CCI-MOC / xdmod-cntr

A project to prototype the use of XDMOD with OpenStack and OpenShift on the MOC
1 stars 6 forks source link

xdmod ticket #33271 aggregate_supremm.sh runs to complete, but no data appears in the supremm section of xdmod #227

Open rob-baron opened 10 months ago

rob-baron commented 10 months ago

Robert Bartlett Baron, reported about 1 month ago The script "aggregate_supremm.sh" ran to completion.

However, I still do not see any data appearing in the supremm section within the xdmod GUI.

Any suggestions as to what to check next? Robert Bartlett Baron , said 28 days ago We have modeled our OpenShift cluster as an HPC cluster, so the individual pods are showing up as jobs. A pod usually uses a couple hundred milli-cpu, or 0.200 CPU. When this gets shredded, it appears as 0 CPU in the jobs table. But the job's table cpu only has an integer value.

Unfortunately, none of these gets transferred to the supremm table when the aggregate_supremm.sh runs.

Should we report CPU as milli CPU - that is 200 - which could be stored in an integer value. If so, then how would it it reported by supremm, so that the units are in CPU (the values from the jobs table are divided by 1000.

Is there a better way to do this? Robert Bartlett Baron

rob-baron commented 10 months ago

Conner Saeli , said 7 days ago Ticket: https://help.xdmod.org/support/tickets/33271

Hi Robert,

Just to clarify, are you referring to the "cores" or "cores_avail" in modw_supremm.job?

The "cores" column for the job table in supremm is taken from the "processor_count" column in modw.job_tasks. "processor_count" is also stored as an integer.

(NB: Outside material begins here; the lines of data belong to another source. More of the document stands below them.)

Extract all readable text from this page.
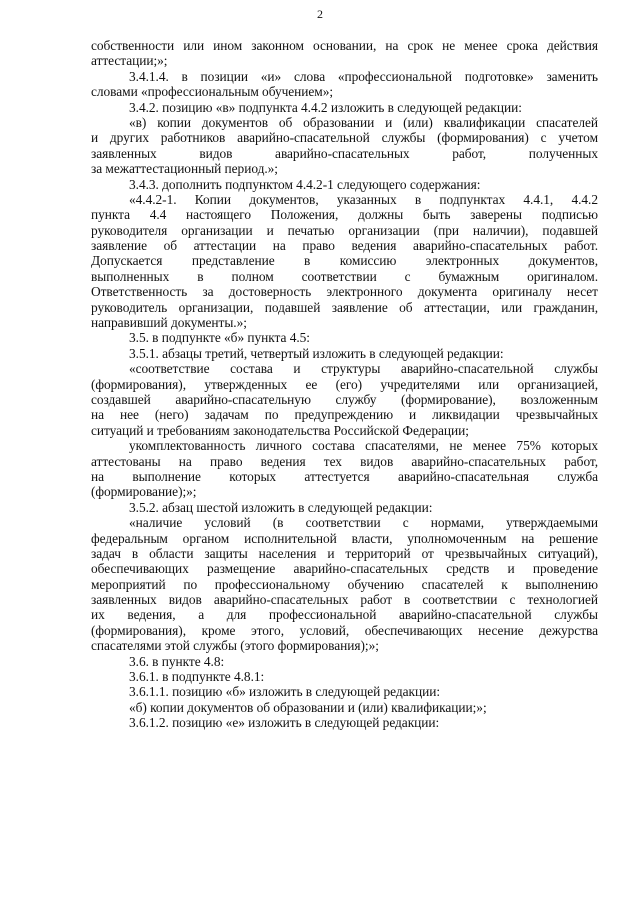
2
собственности или ином законном основании, на срок не менее срока действия
аттестации;»;
3.4.1.4. в позиции «и» слова «профессиональной подготовке» заменить
словами «профессиональным обучением»;
3.4.2. позицию «в» подпункта 4.4.2 изложить в следующей редакции:
«в) копии документов об образовании и (или) квалификации спасателей
и других работников аварийно-спасательной службы (формирования) с учетом
заявленных видов аварийно-спасательных работ, полученных
за межаттестационный период.»;
3.4.3. дополнить подпунктом 4.4.2-1 следующего содержания:
«4.4.2-1. Копии документов, указанных в подпунктах 4.4.1, 4.4.2
пункта 4.4 настоящего Положения, должны быть заверены подписью
руководителя организации и печатью организации (при наличии), подавшей
заявление об аттестации на право ведения аварийно-спасательных работ.
Допускается представление в комиссию электронных документов,
выполненных в полном соответствии с бумажным оригиналом.
Ответственность за достоверность электронного документа оригиналу несет
руководитель организации, подавшей заявление об аттестации, или гражданин,
направивший документы.»;
3.5. в подпункте «б» пункта 4.5:
3.5.1. абзацы третий, четвертый изложить в следующей редакции:
«соответствие состава и структуры аварийно-спасательной службы
(формирования), утвержденных ее (его) учредителями или организацией,
создавшей аварийно-спасательную службу (формирование), возложенным
на нее (него) задачам по предупреждению и ликвидации чрезвычайных
ситуаций и требованиям законодательства Российской Федерации;
укомплектованность личного состава спасателями, не менее 75% которых
аттестованы на право ведения тех видов аварийно-спасательных работ,
на выполнение которых аттестуется аварийно-спасательная служба
(формирование);»;
3.5.2. абзац шестой изложить в следующей редакции:
«наличие условий (в соответствии с нормами, утверждаемыми
федеральным органом исполнительной власти, уполномоченным на решение
задач в области защиты населения и территорий от чрезвычайных ситуаций),
обеспечивающих размещение аварийно-спасательных средств и проведение
мероприятий по профессиональному обучению спасателей к выполнению
заявленных видов аварийно-спасательных работ в соответствии с технологией
их ведения, а для профессиональной аварийно-спасательной службы
(формирования), кроме этого, условий, обеспечивающих несение дежурства
спасателями этой службы (этого формирования);»;
3.6. в пункте 4.8:
3.6.1. в подпункте 4.8.1:
3.6.1.1. позицию «б» изложить в следующей редакции:
«б) копии документов об образовании и (или) квалификации;»;
3.6.1.2. позицию «е» изложить в следующей редакции:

My follow-up questions for you are: Is the value for "processor_count" in modw.job_tasks for your instance of XDMoD stored in milicpus? Is this number an integer or a float? Are you able to properly view Job information? On the other hand, the "cores_avail" column is populated from performance data that is available for individual cores. For example, if a job requests 4 cores, but there are performance data for only 3 cores, then "cores" would be the "cores_avail" column would be 3. I do not know how PCP reports fractional CPUs in OpenShift, so I cannot provide any insight into how to use this information in supremm.

​Thanks, Conner Saeli

Robert Bartlett Baron , said less than a minute ago Conner,

Thank you for responding to me after 2 months. As a way of working around the lack of support for cloud computing, specifically lack of support for kubernetes, we created a PCP report to contain equivalent information.

When we went checked the results we were finding that the processor_count was reporting the floor of the value in the log file. As I hadn't heard back from you, I created a test set of log files and multiplied the ncpu filed by 1000 and made it an int. After shredding and ingesting, the processor_count field was being stored as an integer, though the technical unit would be in milli cores.

And yes, the job information is viewable.

So both the "processor_count" and the "cores_avail" need to be integers. I'm assuming that if they are set in milli cores that aggregate_supremm will create the ratio of processor_count/cores_avail which would be unitless.

As my last day at BU is 06-SEP-2023 (in 2 days) feel free to close this ticket.

Thank you,

Robert Baron